Friday, August 1, 2008

I, Jessica Leas, hereby swear to always listen to travel advice...

Everyone told me, don't go by land. I thought they were all wussies. I mean it is around $200 to fly one way to Kathmandu and $50 to take the bus. No contest.

Well, first my travel agent totally ripped me off (and how sad for them that I am actually returning to Delhi and will definitely be in to see them). The bus is actually only $25. I was told the bus was 'delux' and there would be many other foreigners (important for me because I'm alone and it would have been nice to connect with people prior to arriving to tag along with), etc. The bus, shall we say was less than my definition of 'delux' (no rear shocks, no AC, most of the seats were broken, etc.) and I was the only foreigner. Oh, and the only one stupid enough to pay $50 for the fare.

But I was willing to allow all that to pass because I really wanted to get to Nepal. I didn't want to loose another day by going immediately back to the travel agent to get a refund and then finding another bus company. I did actually call the travel agent to complain and they have said they will refund my money when I return.

I should have listened to everyone and my gut and not gotten on that bus! It was supposed to take 18 hours to the Nepal border and then 6 more to Kathmandu. We left four hours late and then our drivers apeared to be lost for a good three hours somewhere in the middle. We got to the border 28 hours after we departed. I got my newly overpriced visa (Nepal just raised their prices and they didn't tell their consulate in Sri Lanka) re-boarded the bus and waited for my fellow passengers to eat dinner. It was late so all the money changing places were closed. Hey Rach, is this sounding familiar?

Then we sat there all night. In the morning we moved about 5 km. And we sat some more. Finally I was told that five people were killed up ahead and they aren't letting anyone by.

We sat there for three days!

The story, as well as I can pieced it together (no one spoke English very well on my bus) is that three (notice the number reduced) people were killed by passing traffic and the village was holding the highway hostage until they received money from the government. Apparently these negotiations took three days. I was told we couldn't go forward because they would set the bus on fire. I was also told this happened all the time on this route to Kathmandu.

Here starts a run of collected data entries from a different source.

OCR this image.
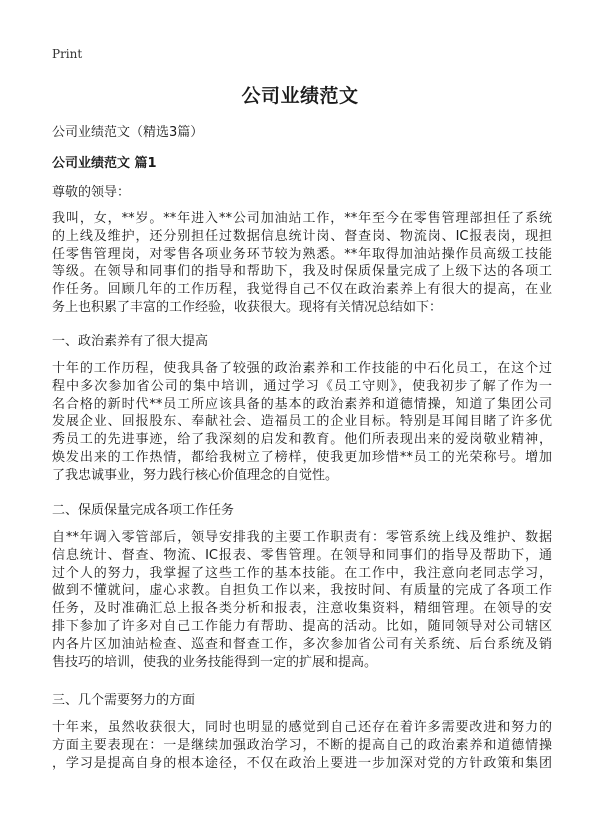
Print
公司业绩范文
公司业绩范文（精选3篇）
公司业绩范文 篇1
尊敬的领导：

我叫，女，**岁。**年进入**公司加油站工作，**年至今在零售管理部担任了系统
的上线及维护，还分别担任过数据信息统计岗、督查岗、物流岗、IC报表岗，现担
任零售管理岗，对零售各项业务环节较为熟悉。**年取得加油站操作员高级工技能
等级。在领导和同事们的指导和帮助下，我及时保质保量完成了上级下达的各项工
作任务。回顾几年的工作历程，我觉得自己不仅在政治素养上有很大的提高，在业
务上也积累了丰富的工作经验，收获很大。现将有关情况总结如下：

一、政治素养有了很大提高

十年的工作历程，使我具备了较强的政治素养和工作技能的中石化员工，在这个过
程中多次参加省公司的集中培训，通过学习《员工守则》，使我初步了解了作为一
名合格的新时代**员工所应该具备的基本的政治素养和道德情操，知道了集团公司
发展企业、回报股东、奉献社会、造福员工的企业目标。特别是耳闻目睹了许多优
秀员工的先进事迹，给了我深刻的启发和教育。他们所表现出来的爱岗敬业精神，
焕发出来的工作热情，都给我树立了榜样，使我更加珍惜**员工的光荣称号。增加
了我忠诚事业，努力践行核心价值理念的自觉性。

二、保质保量完成各项工作任务

自**年调入零管部后，领导安排我的主要工作职责有：零管系统上线及维护、数据
信息统计、督查、物流、IC报表、零售管理。在领导和同事们的指导及帮助下，通
过个人的努力，我掌握了这些工作的基本技能。在工作中，我注意向老同志学习，
做到不懂就问，虚心求教。自担负工作以来，我按时间、有质量的完成了各项工作
任务，及时准确汇总上报各类分析和报表，注意收集资料，精细管理。在领导的安
排下参加了许多对自己工作能力有帮助、提高的活动。比如，随同领导对公司辖区
内各片区加油站检查、巡查和督查工作，多次参加省公司有关系统、后台系统及销
售技巧的培训，使我的业务技能得到一定的扩展和提高。

三、几个需要努力的方面

十年来，虽然收获很大，同时也明显的感觉到自己还存在着许多需要改进和努力的
方面主要表现在：一是继续加强政治学习，不断的提高自己的政治素养和道德情操
，学习是提高自身的根本途径，不仅在政治上要进一步加深对党的方针政策和集团
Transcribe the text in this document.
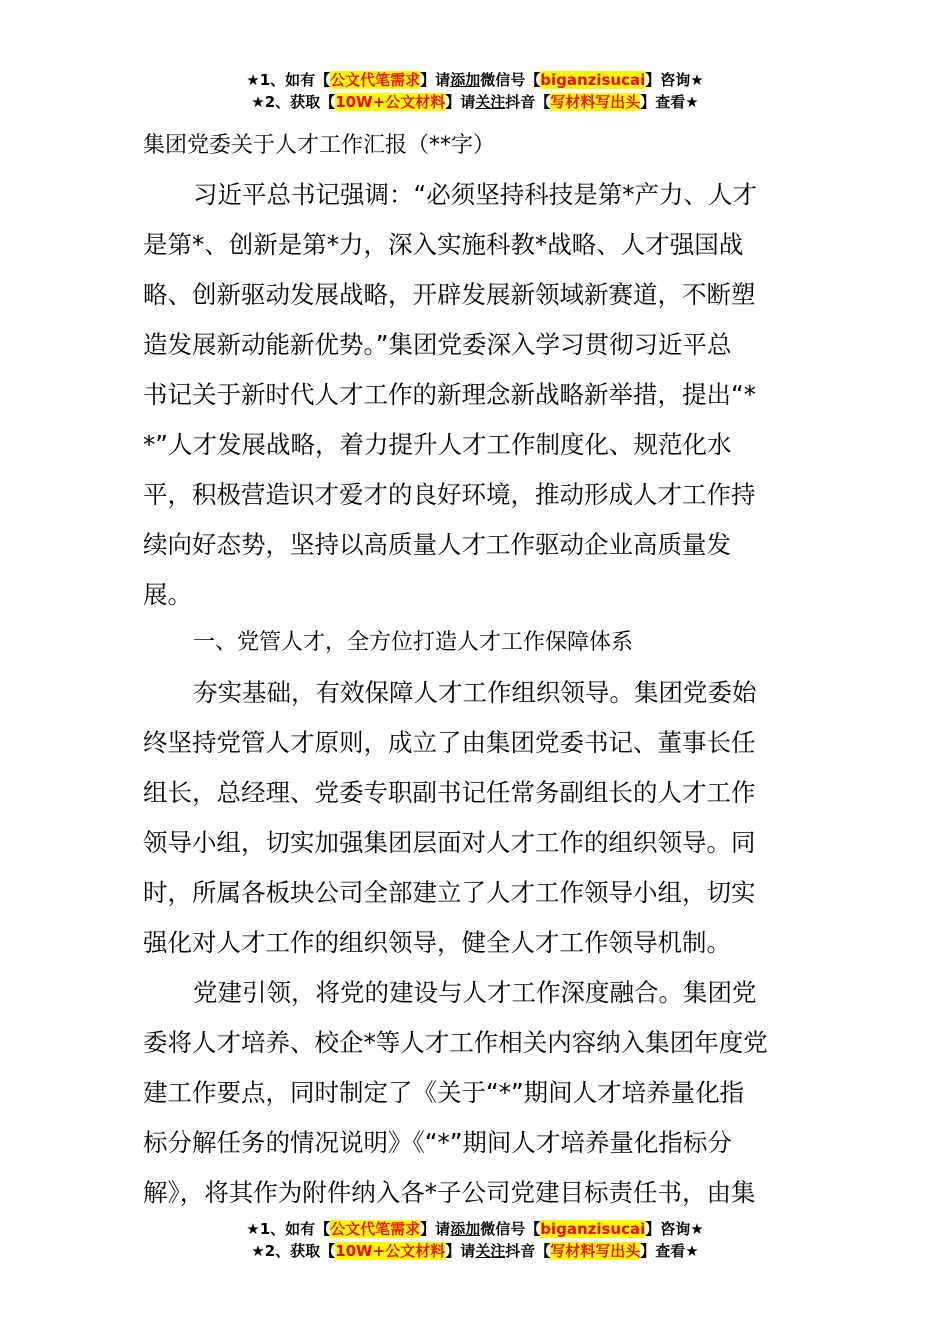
★1、如有【公文代笔需求】请添加微信号【biganzisucai】咨询★
★2、获取【10W+公文材料】请关注抖音【写材料写出头】查看★
集团党委关于人才工作汇报（**字）
习近平总书记强调：“必须坚持科技是第*产力、人才
是第*、创新是第*力，深入实施科教*战略、人才强国战
略、创新驱动发展战略，开辟发展新领域新赛道，不断塑
造发展新动能新优势。”集团党委深入学习贯彻习近平总
书记关于新时代人才工作的新理念新战略新举措，提出“*
*”人才发展战略，着力提升人才工作制度化、规范化水
平，积极营造识才爱才的良好环境，推动形成人才工作持
续向好态势，坚持以高质量人才工作驱动企业高质量发
展。
一、党管人才，全方位打造人才工作保障体系
夯实基础，有效保障人才工作组织领导。集团党委始
终坚持党管人才原则，成立了由集团党委书记、董事长任
组长，总经理、党委专职副书记任常务副组长的人才工作
领导小组，切实加强集团层面对人才工作的组织领导。同
时，所属各板块公司全部建立了人才工作领导小组，切实
强化对人才工作的组织领导，健全人才工作领导机制。
党建引领，将党的建设与人才工作深度融合。集团党
委将人才培养、校企*等人才工作相关内容纳入集团年度党
建工作要点，同时制定了《关于“*”期间人才培养量化指
标分解任务的情况说明》《“*”期间人才培养量化指标分
解》，将其作为附件纳入各*子公司党建目标责任书，由集
★1、如有【公文代笔需求】请添加微信号【biganzisucai】咨询★
★2、获取【10W+公文材料】请关注抖音【写材料写出头】查看★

And apparently we couldn't go back because the rich foreigner, who had already paid twice as much as everyone else, was not willing to pay for the petrol for the entire bus to go a different route. That is right, they wanted me to pay for the extra petrol. They said they asked everyone, but when I refused to pay another cent, it was clear I was the only one asked and the others were not willing to split the bill. Well that and the fact that they wanted 500 Indian rupees each, which is more than $10 (like I don't know how much petrol would cost for a 100 km detour).

So we sat.

I was actually routinely verbally abused by the bus operators for my lack of financial sponsorship. So I totally broke down on the morning of day three and started yelling and screaming (and yes, crying) that we needed to move the bus. Remember, I was hot and dirty and tired (this is day four of sitting on a bus) and I hadn't been eating. I didn't have any Nepali money. So I mentioned this, "how do you expect me to pay for petrol when I can't even afford to eat." I was just hoping this out burst would shut them up, but it made some of the other passengers feel bad for me and they kept buying me food, which was actually very nice (I gave them dollars to pay them back and I did have to beg them to take the money).

Anyway, after 108 hours of sitting on the bus, I have arrived in Kathmandu. Yeah!

I'll have to tell you about my rickshaw accident in Delhi another time. Now I need to find coffee (I changed some money).

1 comment:

The Good Witch said...

Goodness gracious,Jessica! You are totally insane to put yourself in so much danger. What are you doing in that foresaken country? Nepal? 4 days rustifying in a bus? What were you thinking?That's too long in the danger zone.

Try to get out of that place immediately.

1.Trust yourself.
2.Be aware of your surroundings
3.Pay attention to the people around you.